Re: Encoding changed from Greek to somethign else
by daxim (Curate) on Jul 20, 2007 at 03:23 UTC

    You mention Notepad.

    1. case - you have your data all as hardcoded string in index.pl
    2. Include the pragma use utf8; in the index.pl. Make sure to select UTF-8 encoding when saving the file.

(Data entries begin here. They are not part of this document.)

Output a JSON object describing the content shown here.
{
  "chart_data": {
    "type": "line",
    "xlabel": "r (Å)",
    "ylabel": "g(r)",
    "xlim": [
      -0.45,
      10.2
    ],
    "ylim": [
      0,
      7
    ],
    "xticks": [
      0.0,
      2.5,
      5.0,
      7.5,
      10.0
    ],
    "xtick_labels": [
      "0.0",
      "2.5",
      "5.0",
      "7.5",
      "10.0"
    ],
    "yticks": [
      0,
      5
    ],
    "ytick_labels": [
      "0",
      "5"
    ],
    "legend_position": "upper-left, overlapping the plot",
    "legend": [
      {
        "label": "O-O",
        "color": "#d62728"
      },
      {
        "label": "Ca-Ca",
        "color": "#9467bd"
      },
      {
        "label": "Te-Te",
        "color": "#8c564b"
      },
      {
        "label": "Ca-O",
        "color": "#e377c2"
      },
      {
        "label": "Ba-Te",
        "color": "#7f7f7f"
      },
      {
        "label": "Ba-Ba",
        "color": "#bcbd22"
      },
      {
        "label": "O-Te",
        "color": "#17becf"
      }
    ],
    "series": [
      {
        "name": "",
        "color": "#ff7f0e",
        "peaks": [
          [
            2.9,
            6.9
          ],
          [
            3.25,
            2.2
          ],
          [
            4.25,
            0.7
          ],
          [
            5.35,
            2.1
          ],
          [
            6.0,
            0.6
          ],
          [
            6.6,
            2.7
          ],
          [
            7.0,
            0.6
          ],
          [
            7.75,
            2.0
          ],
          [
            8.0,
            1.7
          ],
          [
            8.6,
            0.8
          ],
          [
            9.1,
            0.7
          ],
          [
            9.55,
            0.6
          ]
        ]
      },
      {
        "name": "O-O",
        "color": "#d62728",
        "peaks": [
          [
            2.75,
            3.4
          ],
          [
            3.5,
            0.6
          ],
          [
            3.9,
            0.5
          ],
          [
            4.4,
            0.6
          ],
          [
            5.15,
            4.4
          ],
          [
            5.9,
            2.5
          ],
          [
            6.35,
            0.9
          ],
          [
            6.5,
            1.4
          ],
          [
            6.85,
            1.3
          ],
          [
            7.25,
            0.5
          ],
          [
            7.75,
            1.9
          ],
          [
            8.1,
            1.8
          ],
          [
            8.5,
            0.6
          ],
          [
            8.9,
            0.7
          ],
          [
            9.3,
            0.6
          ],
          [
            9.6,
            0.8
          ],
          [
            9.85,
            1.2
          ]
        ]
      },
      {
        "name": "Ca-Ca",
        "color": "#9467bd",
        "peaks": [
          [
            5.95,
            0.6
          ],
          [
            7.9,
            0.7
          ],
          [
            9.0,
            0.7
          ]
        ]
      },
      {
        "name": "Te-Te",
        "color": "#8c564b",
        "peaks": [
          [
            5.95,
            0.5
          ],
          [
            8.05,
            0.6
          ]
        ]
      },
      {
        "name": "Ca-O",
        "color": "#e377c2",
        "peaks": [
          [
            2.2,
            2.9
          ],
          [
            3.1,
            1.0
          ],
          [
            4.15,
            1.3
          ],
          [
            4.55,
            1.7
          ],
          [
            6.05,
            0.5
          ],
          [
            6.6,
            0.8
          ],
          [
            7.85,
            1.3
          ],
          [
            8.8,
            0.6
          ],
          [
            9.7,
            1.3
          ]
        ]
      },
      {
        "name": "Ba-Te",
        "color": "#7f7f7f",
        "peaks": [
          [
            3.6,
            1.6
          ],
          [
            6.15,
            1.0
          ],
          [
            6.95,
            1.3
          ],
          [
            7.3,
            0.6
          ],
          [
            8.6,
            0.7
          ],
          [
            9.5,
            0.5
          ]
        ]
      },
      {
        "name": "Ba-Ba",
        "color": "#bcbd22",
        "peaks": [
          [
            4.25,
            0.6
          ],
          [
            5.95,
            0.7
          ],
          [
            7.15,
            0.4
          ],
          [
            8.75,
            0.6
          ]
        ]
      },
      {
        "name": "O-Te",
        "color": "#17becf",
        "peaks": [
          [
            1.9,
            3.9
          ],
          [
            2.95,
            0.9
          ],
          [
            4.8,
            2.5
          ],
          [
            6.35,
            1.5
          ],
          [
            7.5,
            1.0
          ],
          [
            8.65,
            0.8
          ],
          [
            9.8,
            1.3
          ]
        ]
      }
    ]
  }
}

    3. case - you have your data in an outside file
    4. I assume your data is in Windows-1253. When reading it into variables, decode it. Or handle the decoding automatically through an IO layer during opening the file:

      open my $fh, '<:encoding(windows-1253)', 'filename.dat' or die "could +not open filename.dat for reading: $!";
    When writing the XHTML out:
    • Set the proper HTTP header.
      header('Content-Type' => 'application/xml+xhtml;charset=UTF-8');
    • Encode all text and variable contents that's going out to produce the web page:
      binmode STDOUT, ':utf8';
    • Set the proper XML PI.
      print '<?xml version="1.0" encoding="UTF-8"?>';

    A reply falls below the community's threshold of quality. You may see it by logging in.
Re: Encoding changed from Greek to somethign else
by Anonymous Monk on Jul 18, 2007 at 06:54 UTC
    Its Greek to you, huh? lol
      Actuall we Greeks, when something is weird to us we say "This all sounds Chinese to me" :) while the other people non Greeks claims its all Greek to them...
Re: Encoding changed from Greek to somethign else
by Anonymous Monk on Jul 24, 2007 at 08:04 UTC

    Ur right, this isn't a PERL problem but I'll help you anyway. You need to reverse the polarity on the inputted file. For this you need either a Hydrospanner (I don't think one exists wich is written in PERL, but there are ones in PHP, which is a better language anyway so just use that) or the SonicScrewdriver program written by Linus Torvalds, you can get it at www.fsf.org.

    BTW I think ur site has been transmogrified?

    A reply falls below the community's threshold of quality. You may see it by logging in.